I've been looking at this the past couple of days, and I hadn't realized that the various pingora-load-balancing traits were not Object Safe.

I also took a bit of a look to see how straightforwards this would be to work around, but the ability for trait implementors to create new instances, generally for the purpose of updating via ArcSwap items, is pretty fundamental to the current API.

I have a chat scheduled today with the pingora engineers, but I can see the outcomes being one of the following:

Work with pingora team to make traits object safe

This would be a pretty significant API change for pingora-load-balancing, but would allow us to use dyn Trait to load the implementations at runtime, based on the content of the configuration file.

Write object safe workarounds for existing p-l-b traits

This would entail wrapping the existing trait implementors with a hand-rolled version of dynamic dispatch, rather than use dyn Trait directly. This could be an enum of the different options, or something more invasive or unsafe.

This would allow us to avoid changing p-l-b, but might incur additional performance costs, as well as maintenance overhead. This is likely not a blocker, but might be relevant as this dispatching would be required on a relatively "hot" path (ProxyHttp::upstream_peer()).

Don't use p-l-b

We could define our own traits that are similar to p-l-b, but are object safe, or work in a way that is suitable for River's needs.

This would make it more challenging to take newer algorithms and options from pingora, as well as making it challenging to upstream any we create for River.

Summary

I'll update after speaking with the pingora dev team.

[mcpherrinm]

I see you've started work, so I'm interested to hear how the Pingora discussion went and if you've got an idea which direction you're going (no pressure if you're not ready to share yet!)

[jamesmunns]

Hey @mcpherrinm! Thanks for the reminder!

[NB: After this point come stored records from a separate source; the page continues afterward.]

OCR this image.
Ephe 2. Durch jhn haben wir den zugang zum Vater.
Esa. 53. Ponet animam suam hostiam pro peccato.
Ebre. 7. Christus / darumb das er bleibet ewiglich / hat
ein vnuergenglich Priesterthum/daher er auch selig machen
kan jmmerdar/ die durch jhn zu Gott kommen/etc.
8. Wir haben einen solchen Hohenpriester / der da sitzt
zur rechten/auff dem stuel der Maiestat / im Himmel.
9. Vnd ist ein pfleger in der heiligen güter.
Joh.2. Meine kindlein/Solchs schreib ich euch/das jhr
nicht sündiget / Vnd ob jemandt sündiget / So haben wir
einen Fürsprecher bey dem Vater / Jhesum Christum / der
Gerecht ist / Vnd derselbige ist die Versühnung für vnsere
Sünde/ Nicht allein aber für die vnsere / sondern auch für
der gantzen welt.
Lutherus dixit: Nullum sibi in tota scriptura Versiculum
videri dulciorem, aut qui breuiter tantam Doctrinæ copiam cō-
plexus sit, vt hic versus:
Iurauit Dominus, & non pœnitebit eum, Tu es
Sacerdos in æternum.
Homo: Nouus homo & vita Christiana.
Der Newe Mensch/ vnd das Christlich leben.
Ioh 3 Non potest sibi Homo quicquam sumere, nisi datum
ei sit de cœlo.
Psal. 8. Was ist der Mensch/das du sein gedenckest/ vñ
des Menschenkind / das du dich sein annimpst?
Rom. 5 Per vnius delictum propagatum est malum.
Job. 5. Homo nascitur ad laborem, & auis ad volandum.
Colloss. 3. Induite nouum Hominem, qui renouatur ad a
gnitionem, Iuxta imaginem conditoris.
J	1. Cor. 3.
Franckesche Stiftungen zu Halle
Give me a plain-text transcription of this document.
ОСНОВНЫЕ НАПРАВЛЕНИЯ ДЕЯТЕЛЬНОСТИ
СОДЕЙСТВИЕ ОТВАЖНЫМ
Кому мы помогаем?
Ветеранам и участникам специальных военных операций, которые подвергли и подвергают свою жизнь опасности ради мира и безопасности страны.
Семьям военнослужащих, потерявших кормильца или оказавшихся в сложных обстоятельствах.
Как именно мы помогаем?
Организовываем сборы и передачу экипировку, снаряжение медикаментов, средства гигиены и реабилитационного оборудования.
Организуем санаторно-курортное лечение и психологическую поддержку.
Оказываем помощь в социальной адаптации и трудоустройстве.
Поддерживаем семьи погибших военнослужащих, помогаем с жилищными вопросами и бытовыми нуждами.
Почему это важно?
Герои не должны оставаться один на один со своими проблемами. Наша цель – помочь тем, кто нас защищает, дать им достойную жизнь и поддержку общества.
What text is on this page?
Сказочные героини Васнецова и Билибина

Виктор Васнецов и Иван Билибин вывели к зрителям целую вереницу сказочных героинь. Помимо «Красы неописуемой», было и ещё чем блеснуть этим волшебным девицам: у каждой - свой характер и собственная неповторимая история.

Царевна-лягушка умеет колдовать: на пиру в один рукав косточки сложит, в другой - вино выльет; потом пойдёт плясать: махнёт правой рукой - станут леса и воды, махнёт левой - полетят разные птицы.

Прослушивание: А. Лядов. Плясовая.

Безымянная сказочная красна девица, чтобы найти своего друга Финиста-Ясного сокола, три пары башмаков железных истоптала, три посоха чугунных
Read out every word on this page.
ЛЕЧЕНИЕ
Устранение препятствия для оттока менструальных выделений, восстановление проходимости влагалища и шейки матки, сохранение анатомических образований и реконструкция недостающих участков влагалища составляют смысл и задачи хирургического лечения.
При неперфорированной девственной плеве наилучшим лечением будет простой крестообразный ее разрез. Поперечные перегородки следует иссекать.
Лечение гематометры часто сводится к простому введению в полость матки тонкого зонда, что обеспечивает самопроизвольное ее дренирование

The outcome was noted here: https://github.com/cloudflare/pingora/issues/275#issuecomment-2173725488

But the short answer is "I was too zoomed in" - It actually wasn't necessary to make the P-L-B items object-safe, since we already have type erasure one level up, as pingora takes (type erased) dyn Service items.

[jamesmunns]

If anyone is interested in how I handle the "trickery" here, the biggest parts are:

First: Adding the generics to the RiverProxyService, here:

https://github.com/memorysafety/river/blob/713dbdbe418932b21d12979ef3df0a2da98288ae/source/river/src/proxy/mod.rs#L76-L80

Then: A function that picks the right "type" of service based on the appropriate selection algorithm, here:

https://github.com/memorysafety/river/blob/713dbdbe418932b21d12979ef3df0a2da98288ae/source/river/src/proxy/mod.rs#L51-L74

[mcpherrinm]

Neat, thanks!

[jamesmunns]

Short progress update here:

• I've landed initial support for most of Pingora Load Balancing features in #45
• There's still one open issue: How to get "extra metadata" for backends, as metioned in https://github.com/cloudflare/pingora/issues/276
• I've opened up a pingora PR to https://github.com/cloudflare/pingora/pull/304, to add this metadata
• Next, I'll open a PR here USING that pingora PR, to see if this is suitable for holding onto information like TLS SNI, etc.

[jamesmunns]

I've gone ahead and merged #46, which corrected the loose ends in #45.

There are still quite a few configurables that need to be "wired up" for health checking and load balancing. I may go ahead and focus on static page hosting to be able to set up a "fleet" of river instances for easier testing.

[jamesmunns]

Closing this for now, I'll track follow-on items in new issues!